Beşiktaş, yüksek tempolu, etkili, presli ve yoğun baskılı bir
ilk yarı sergiledi. Bu tip baskılara iyi yerleşimli alan
savunmasıyla alışkın olan Akhisarspor uzun süre direndi. Aslında bu
kadar baskı altında kalmalarının, hiç ileriye çıkamayışlarının
nedenlerinden bir tanesi de Susic'in yanlış tercihiydi. Sağ
kulvardaki iki beki Vrsajevic ve Lopes'i, Caner ile Babel'i
engellemek için birlikte kullanmasıydı. Ama Lopes'in önde oynamaya
yapısı uygun olmadığından takımın alışılmış sistemi olumsuz
etkilendi. Babel'in golüyle fark 2'ye çıkınca Beşiktaş, ilk
yarıdaki etkili futbolunun meyvesini almış oldu. Bu yarıda göze
çarpan artılar; Larin'in çok hareketli çapraz koşularla defansın
dengesini bozan aksiyonları, Lens'in başarılı performansı ve de
Medel'in üst düzey dinamizmi ile hem defansı rahatlatması hem de
arkadaşlarını ateşlemesiydi.
İkinci devrede Susic hatasını düzelterek Manu'yu oyuna aldı.

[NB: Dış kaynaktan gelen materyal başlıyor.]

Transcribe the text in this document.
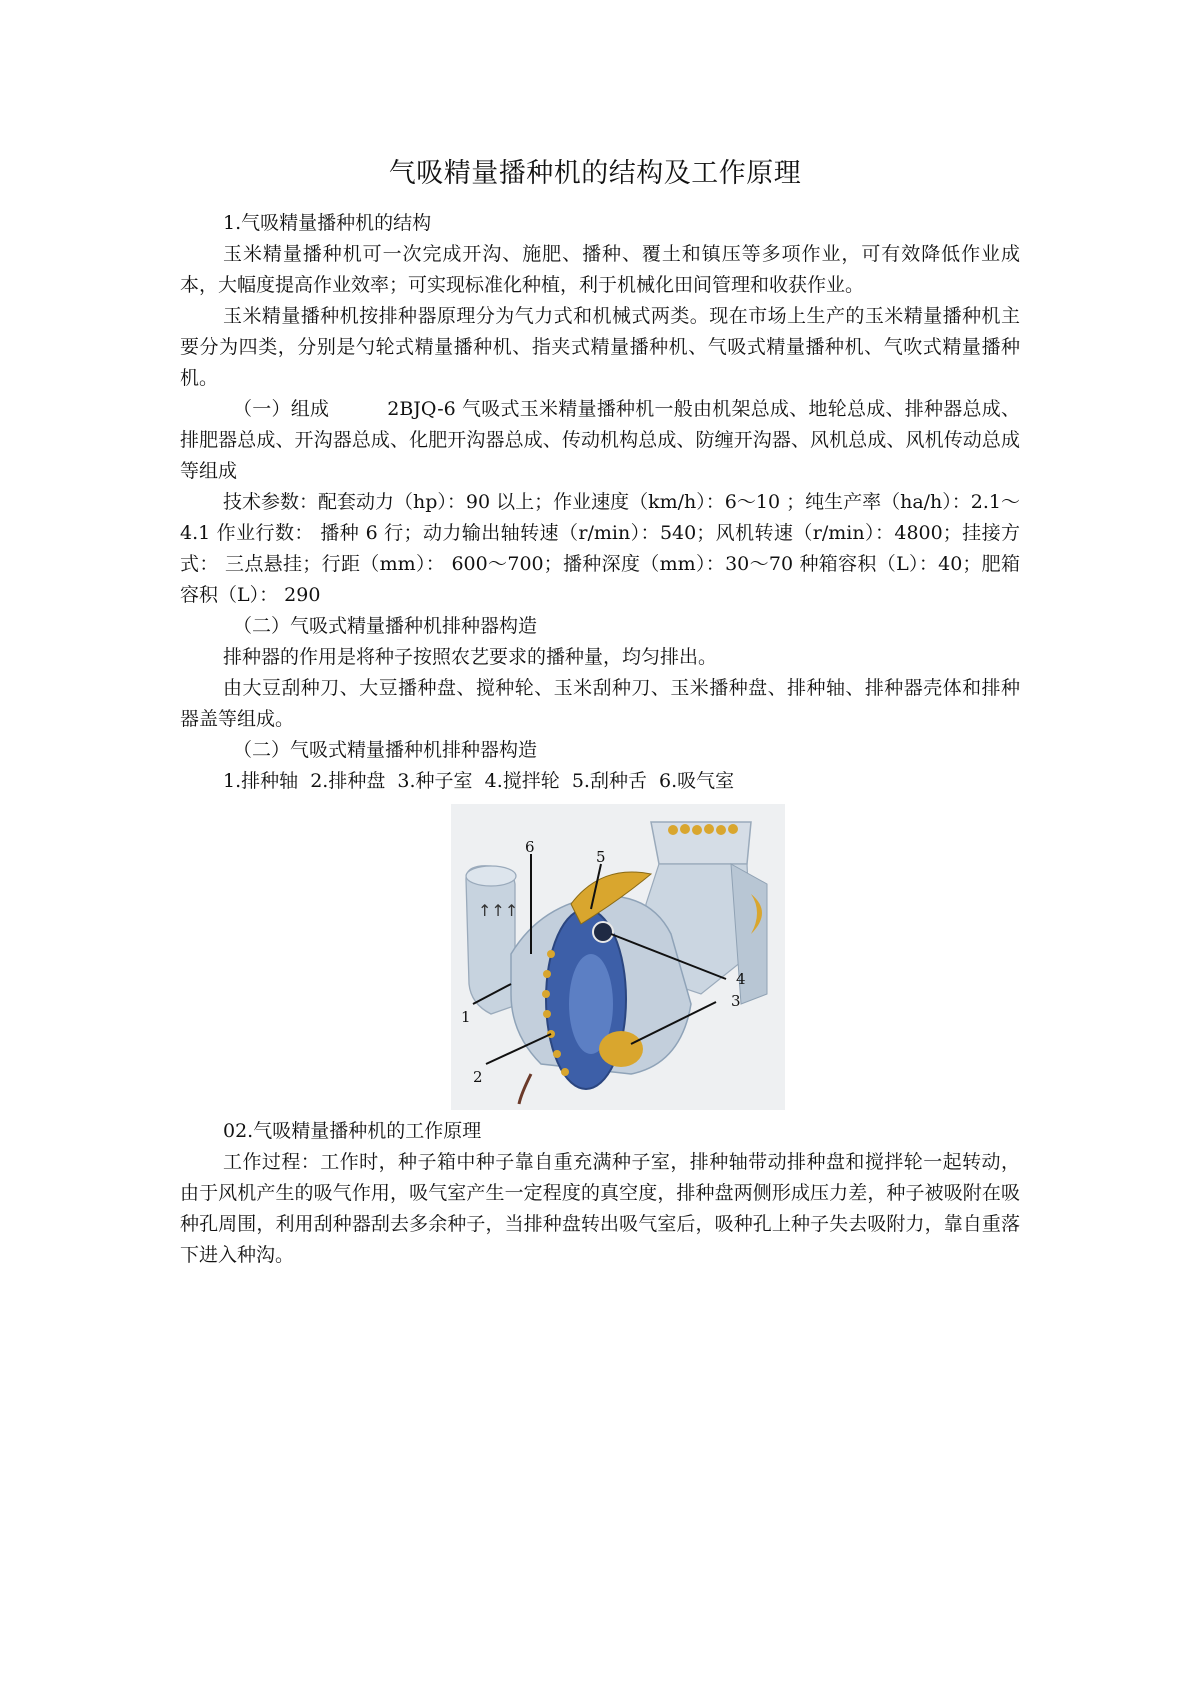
气吸精量播种机的结构及工作原理

1.气吸精量播种机的结构

玉米精量播种机可一次完成开沟、施肥、播种、覆土和镇压等多项作业，可有效降低作业成本，大幅度提高作业效率；可实现标准化种植，利于机械化田间管理和收获作业。

玉米精量播种机按排种器原理分为气力式和机械式两类。现在市场上生产的玉米精量播种机主要分为四类，分别是勺轮式精量播种机、指夹式精量播种机、气吸式精量播种机、气吹式精量播种机。

（一）组成	2BJQ-6 气吸式玉米精量播种机一般由机架总成、地轮总成、排种器总成、排肥器总成、开沟器总成、化肥开沟器总成、传动机构总成、防缠开沟器、风机总成、风机传动总成等组成

技术参数：配套动力（hp）：90 以上；作业速度（km/h）：6～10 ；纯生产率（ha/h）：2.1～4.1 作业行数： 播种 6 行；动力输出轴转速（r/min）：540；风机转速（r/min）：4800；挂接方式： 三点悬挂；行距（mm）： 600～700；播种深度（mm）：30～70 种箱容积（L）：40；肥箱容积（L）： 290

（二）气吸式精量播种机排种器构造

排种器的作用是将种子按照农艺要求的播种量，均匀排出。

由大豆刮种刀、大豆播种盘、搅种轮、玉米刮种刀、玉米播种盘、排种轴、排种器壳体和排种器盖等组成。

（二）气吸式精量播种机排种器构造

1.排种轴  2.排种盘  3.种子室  4.搅拌轮  5.刮种舌  6.吸气室

↑↑↑
6
1
2
3
4
5

02.气吸精量播种机的工作原理

工作过程：工作时，种子箱中种子靠自重充满种子室，排种轴带动排种盘和搅拌轮一起转动，由于风机产生的吸气作用，吸气室产生一定程度的真空度，排种盘两侧形成压力差，种子被吸附在吸种孔周围，利用刮种器刮去多余种子，当排种盘转出吸气室后，吸种孔上种子失去吸附力，靠自重落下进入种沟。
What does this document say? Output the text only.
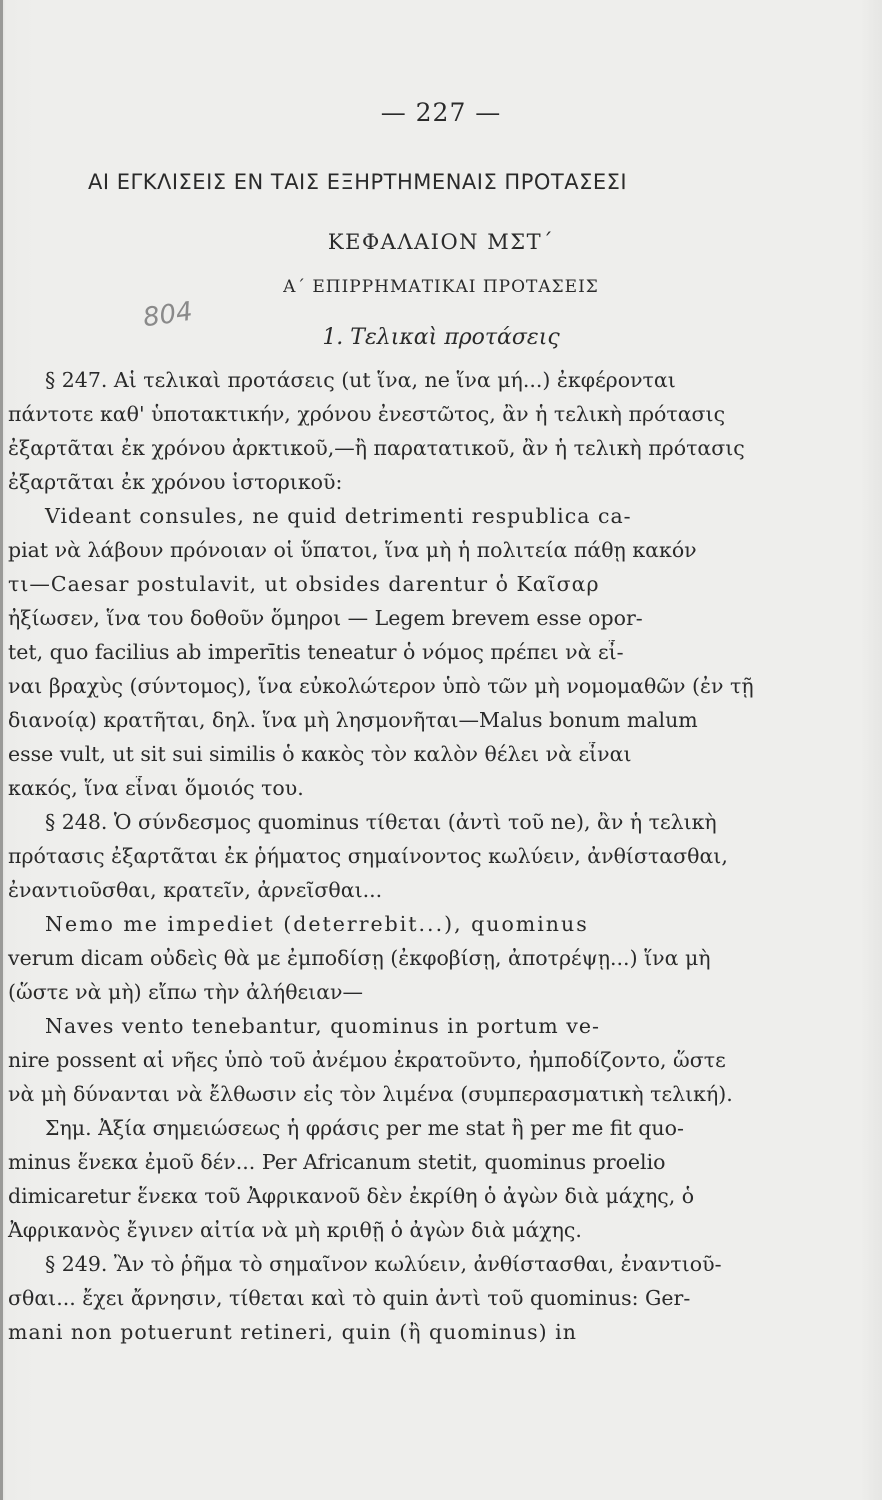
— 227 —
ΑΙ ΕΓΚΛΙΣΕΙΣ ΕΝ ΤΑΙΣ ΕΞΗΡΤΗΜΕΝΑΙΣ ΠΡΟΤΑΣΕΣΙ
ΚΕΦΑΛΑΙΟΝ ΜΣΤ΄
Α΄ ΕΠΙΡΡΗΜΑΤΙΚΑΙ ΠΡΟΤΑΣΕΙΣ
804
1. Τελικαὶ προτάσεις
§ 247. Αἱ τελικαὶ προτάσεις (ut ἵνα, ne ἵνα μή...) ἐκφέρονται
πάντοτε καθ' ὑποτακτικήν, χρόνου ἐνεστῶτος, ἂν ἡ τελικὴ πρότασις
ἐξαρτᾶται ἐκ χρόνου ἀρκτικοῦ,—ἢ παρατατικοῦ, ἂν ἡ τελικὴ πρότασις
ἐξαρτᾶται ἐκ χρόνου ἱστορικοῦ:
Videant consules, ne quid detrimenti respublica ca-
piat νὰ λάβουν πρόνοιαν οἱ ὕπατοι, ἵνα μὴ ἡ πολιτεία πάθῃ κακόν
τι—Caesar postulavit, ut obsides darentur ὁ Καῖσαρ
ἠξίωσεν, ἵνα του δοθοῦν ὅμηροι — Legem brevem esse opor-
tet, quo facilius ab imperītis teneatur ὁ νόμος πρέπει νὰ εἶ-
ναι βραχὺς (σύντομος), ἵνα εὐκολώτερον ὑπὸ τῶν μὴ νομομαθῶν (ἐν τῇ
διανοίᾳ) κρατῆται, δηλ. ἵνα μὴ λησμονῆται—Malus bonum malum
esse vult, ut sit sui similis ὁ κακὸς τὸν καλὸν θέλει νὰ εἶναι
κακός, ἵνα εἶναι ὅμοιός του.
§ 248. Ὁ σύνδεσμος quominus τίθεται (ἀντὶ τοῦ ne), ἂν ἡ τελικὴ
πρότασις ἐξαρτᾶται ἐκ ῥήματος σημαίνοντος κωλύειν, ἀνθίστασθαι,
ἐναντιοῦσθαι, κρατεῖν, ἀρνεῖσθαι...
Nemo me impediet (deterrebit...), quominus
verum dicam οὐδεὶς θὰ με ἐμποδίσῃ (ἐκφοβίσῃ, ἀποτρέψῃ...) ἵνα μὴ
(ὥστε νὰ μὴ) εἴπω τὴν ἀλήθειαν—
Naves vento tenebantur, quominus in portum ve-
nire possent αἱ νῆες ὑπὸ τοῦ ἀνέμου ἐκρατοῦντο, ἠμποδίζοντο, ὥστε
νὰ μὴ δύνανται νὰ ἔλθωσιν εἰς τὸν λιμένα (συμπερασματικὴ τελική).
Σημ. Ἀξία σημειώσεως ἡ φράσις per me stat ἢ per me fit quo-
minus ἕνεκα ἐμοῦ δέν... Per Africanum stetit, quominus proelio
dimicaretur ἕνεκα τοῦ Ἀφρικανοῦ δὲν ἐκρίθη ὁ ἀγὼν διὰ μάχης, ὁ
Ἀφρικανὸς ἔγινεν αἰτία νὰ μὴ κριθῇ ὁ ἀγὼν διὰ μάχης.
§ 249. Ἂν τὸ ῥῆμα τὸ σημαῖνον κωλύειν, ἀνθίστασθαι, ἐναντιοῦ-
σθαι... ἔχει ἄρνησιν, τίθεται καὶ τὸ quin ἀντὶ τοῦ quominus: Ger-
mani non potuerunt retineri, quin (ἢ quominus) in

Vrsajevic'i sol beke çekti ve Lopes de gerçek yerine geldi. Bu
tabloda oyunu domine etmeye çalışan bir Akhisar gündeme geldi.
Tabii bunun bir nedeni de çok tempolu oynayan Beşiktaş'ın
yorulmasıydı. Necip'in büyük hatasıyla fark bire indi. Arkasından
Manu çok net bir pozisyonu harcayarak takımının beraberliği
bulmasını engelledi. İkinci yarı ortasından sonra Beşiktaş, tekrar
oyunu dengeledi ve üçüncü golü de atabilirdi. Ancak Beşiktaş, her
zaman zor olan ligin ilk maçında 3 puanı almayı başardı. Bana göre
Şenol Güneş'in gidişat kritikken arkadaşlarını tanımayan Roco'yu
oyuna alması yanlış bir hamleydi. Hakem Bülent Yıldırım da herhalde
Dünya Kupası'nı izlememiş. Orada hakemlerin hiç sarı kart
çıkarmadığı benzer pozisyonlara hep sarı kart çıkardı.